I stayed away from this forum for quite a while, especially after our pre-season. After all it was pre-season and once the season started those BS ESPN 37 win articles would be meaningless.
Now we're 3-9!!! Yes, I know we have a lot of season left but I my blinders are off. In my heart I know this team does not have a chance at winning it all and I can't take it anymore. I love the game. I've played the game! I can't do it to myself anymore.

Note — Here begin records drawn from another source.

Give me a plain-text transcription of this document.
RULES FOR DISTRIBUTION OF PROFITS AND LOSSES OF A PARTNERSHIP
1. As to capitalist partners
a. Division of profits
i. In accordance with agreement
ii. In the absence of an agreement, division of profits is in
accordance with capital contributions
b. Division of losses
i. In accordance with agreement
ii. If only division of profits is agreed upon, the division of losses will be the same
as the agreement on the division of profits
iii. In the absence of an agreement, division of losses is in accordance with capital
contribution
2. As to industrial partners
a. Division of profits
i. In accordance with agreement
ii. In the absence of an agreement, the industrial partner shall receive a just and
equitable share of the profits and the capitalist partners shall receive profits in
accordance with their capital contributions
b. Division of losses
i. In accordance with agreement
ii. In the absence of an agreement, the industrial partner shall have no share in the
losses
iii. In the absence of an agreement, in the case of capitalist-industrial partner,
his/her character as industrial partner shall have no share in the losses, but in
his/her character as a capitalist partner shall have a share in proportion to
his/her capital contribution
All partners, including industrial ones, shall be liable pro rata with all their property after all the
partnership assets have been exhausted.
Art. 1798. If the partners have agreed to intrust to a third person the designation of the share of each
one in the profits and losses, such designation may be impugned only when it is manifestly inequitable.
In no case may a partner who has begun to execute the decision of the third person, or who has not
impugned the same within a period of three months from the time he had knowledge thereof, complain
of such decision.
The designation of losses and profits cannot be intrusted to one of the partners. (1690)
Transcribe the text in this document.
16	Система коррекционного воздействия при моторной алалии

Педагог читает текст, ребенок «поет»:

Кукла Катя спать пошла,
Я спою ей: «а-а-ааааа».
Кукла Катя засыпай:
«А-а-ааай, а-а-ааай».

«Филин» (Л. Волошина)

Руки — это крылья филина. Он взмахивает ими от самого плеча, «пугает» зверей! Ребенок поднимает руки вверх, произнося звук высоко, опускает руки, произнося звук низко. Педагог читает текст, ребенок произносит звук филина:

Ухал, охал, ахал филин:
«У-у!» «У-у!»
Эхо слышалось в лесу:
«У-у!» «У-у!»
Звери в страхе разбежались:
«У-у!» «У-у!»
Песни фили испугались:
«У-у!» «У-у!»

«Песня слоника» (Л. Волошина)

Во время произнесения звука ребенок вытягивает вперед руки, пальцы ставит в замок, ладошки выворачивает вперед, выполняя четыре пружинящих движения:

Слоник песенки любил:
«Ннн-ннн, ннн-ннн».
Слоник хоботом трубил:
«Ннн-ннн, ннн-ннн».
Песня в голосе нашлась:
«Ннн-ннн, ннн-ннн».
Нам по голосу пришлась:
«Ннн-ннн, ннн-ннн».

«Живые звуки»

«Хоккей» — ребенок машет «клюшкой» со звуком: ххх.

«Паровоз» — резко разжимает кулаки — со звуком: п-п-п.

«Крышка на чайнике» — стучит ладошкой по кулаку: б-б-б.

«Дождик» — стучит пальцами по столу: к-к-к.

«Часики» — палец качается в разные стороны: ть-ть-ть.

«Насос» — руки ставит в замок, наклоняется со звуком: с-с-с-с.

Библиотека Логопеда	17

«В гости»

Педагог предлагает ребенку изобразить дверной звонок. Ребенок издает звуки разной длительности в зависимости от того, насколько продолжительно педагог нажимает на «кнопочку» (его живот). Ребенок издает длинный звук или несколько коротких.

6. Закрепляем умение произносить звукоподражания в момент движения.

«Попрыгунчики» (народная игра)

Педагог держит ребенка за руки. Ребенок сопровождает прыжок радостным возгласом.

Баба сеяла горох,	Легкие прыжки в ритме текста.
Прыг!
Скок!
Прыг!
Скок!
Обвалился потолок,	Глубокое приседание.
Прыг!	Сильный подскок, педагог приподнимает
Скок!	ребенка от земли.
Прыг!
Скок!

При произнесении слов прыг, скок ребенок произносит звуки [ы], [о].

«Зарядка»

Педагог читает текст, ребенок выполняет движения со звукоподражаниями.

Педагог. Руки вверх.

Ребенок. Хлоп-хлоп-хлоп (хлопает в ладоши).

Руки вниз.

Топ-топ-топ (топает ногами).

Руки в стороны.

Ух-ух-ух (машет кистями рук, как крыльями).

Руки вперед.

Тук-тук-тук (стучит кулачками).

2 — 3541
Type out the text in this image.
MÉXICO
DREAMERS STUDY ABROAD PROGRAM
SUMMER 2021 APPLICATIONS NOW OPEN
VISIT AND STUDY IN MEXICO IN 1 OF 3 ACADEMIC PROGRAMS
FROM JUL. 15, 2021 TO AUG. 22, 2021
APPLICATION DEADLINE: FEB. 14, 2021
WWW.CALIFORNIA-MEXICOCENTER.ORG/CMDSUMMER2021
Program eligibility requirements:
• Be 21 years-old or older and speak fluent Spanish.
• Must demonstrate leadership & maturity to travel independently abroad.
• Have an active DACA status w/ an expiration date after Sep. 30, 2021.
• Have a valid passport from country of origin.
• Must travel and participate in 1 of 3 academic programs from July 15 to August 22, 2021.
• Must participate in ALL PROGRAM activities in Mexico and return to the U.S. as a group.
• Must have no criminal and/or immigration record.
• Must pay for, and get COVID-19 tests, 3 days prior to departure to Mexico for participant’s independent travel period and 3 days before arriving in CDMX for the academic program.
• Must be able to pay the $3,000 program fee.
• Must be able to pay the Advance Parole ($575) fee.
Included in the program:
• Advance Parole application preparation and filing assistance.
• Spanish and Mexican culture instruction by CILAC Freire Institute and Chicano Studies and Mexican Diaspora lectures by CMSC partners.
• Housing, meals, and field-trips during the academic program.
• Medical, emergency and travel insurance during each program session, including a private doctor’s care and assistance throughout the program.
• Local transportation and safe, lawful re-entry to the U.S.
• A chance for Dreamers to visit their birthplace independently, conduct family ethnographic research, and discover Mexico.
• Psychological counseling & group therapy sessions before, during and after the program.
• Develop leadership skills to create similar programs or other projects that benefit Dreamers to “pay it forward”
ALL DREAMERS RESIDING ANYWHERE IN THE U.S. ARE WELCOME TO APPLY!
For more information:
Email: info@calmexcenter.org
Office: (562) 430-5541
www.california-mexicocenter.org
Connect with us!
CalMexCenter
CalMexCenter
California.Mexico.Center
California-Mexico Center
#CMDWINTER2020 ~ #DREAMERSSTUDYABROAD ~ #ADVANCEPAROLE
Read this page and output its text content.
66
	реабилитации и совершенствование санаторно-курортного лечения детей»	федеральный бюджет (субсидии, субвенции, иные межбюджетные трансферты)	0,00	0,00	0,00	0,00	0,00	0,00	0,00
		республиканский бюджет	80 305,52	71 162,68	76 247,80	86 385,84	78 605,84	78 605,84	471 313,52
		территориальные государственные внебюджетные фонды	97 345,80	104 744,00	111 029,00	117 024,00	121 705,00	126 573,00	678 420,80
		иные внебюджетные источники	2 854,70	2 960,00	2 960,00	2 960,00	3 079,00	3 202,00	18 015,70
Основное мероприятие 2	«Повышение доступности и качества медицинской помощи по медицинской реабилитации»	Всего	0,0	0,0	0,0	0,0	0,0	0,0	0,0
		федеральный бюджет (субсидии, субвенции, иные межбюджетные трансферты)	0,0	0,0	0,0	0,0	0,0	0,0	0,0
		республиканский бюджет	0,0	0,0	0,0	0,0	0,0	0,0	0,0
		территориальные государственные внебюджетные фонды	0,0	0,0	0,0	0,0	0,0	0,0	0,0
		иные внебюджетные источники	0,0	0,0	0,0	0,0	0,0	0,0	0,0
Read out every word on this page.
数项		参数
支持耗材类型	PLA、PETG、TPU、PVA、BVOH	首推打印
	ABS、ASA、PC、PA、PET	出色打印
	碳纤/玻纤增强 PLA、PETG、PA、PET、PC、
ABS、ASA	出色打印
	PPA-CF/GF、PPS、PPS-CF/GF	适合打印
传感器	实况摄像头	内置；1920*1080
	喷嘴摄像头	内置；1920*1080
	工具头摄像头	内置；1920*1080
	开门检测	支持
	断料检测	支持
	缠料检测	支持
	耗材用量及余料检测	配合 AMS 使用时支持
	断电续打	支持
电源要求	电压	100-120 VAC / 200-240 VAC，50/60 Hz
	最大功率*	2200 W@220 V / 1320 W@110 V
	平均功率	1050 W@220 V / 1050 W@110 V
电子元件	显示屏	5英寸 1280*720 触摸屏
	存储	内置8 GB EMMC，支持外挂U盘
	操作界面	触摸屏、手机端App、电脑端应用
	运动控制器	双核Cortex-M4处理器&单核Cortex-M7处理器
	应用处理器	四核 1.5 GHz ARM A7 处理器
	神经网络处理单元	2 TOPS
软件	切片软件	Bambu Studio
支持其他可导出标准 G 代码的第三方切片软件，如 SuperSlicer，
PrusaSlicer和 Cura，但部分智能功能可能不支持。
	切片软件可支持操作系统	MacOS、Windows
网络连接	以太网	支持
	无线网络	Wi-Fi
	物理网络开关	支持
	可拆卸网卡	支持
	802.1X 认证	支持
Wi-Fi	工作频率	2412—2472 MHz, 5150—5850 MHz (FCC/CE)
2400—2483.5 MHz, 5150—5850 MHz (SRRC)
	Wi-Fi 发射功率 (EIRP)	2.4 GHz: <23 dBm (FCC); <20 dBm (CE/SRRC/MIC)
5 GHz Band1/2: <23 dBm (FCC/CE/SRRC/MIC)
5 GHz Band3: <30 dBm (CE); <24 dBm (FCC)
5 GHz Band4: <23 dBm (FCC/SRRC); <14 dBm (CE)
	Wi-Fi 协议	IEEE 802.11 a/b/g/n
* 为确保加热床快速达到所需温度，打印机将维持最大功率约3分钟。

I'm a Giants fan. They put up crap seasons but my loyalty has been rewarded. When everyone said we had no shot we won it all. I've enjoyed 4 championships thanks to the boys in blue. When I was a kid the Yankees were crap. I went to the stadium, watched them lose year after year and always had hope that they could win it all one day. They did! I've seen 5 trophies held up high!!!! The Knicks.... I've seen them come close but no cigar. 2 finals losses and nothing has come close to the excitement of those years other than a stretch of Linsanity games.
I wish it were as easy as choosing another team and enjoying the winning but it's not that easy. I've bled blue and orange for over 2 decades and I would be lying to myself if I chose to jump ship to a team that was on the right path. I can't take the stupid moves and the product I see on the court. I told a friend at work that if the Knicks traded Shumpert that it would be the end for me. Shump may be traded than again he may not. Either way I think I'm DONE!!
Sports is supposed to be enjoyable. Being a Knicks fan borders on sadomasochism. I love them but I don't think I can do it any longer. Makes me think back to my GF in college. I knew she was no good but I thought if I hung in there things would change. She promised that she would change because she loved me. She didn't change and she didn't love me. The Knicks won't change and they don't love me so what's the difference?
Its hard to stay away from something or someone you love but than again I think I'm DONE!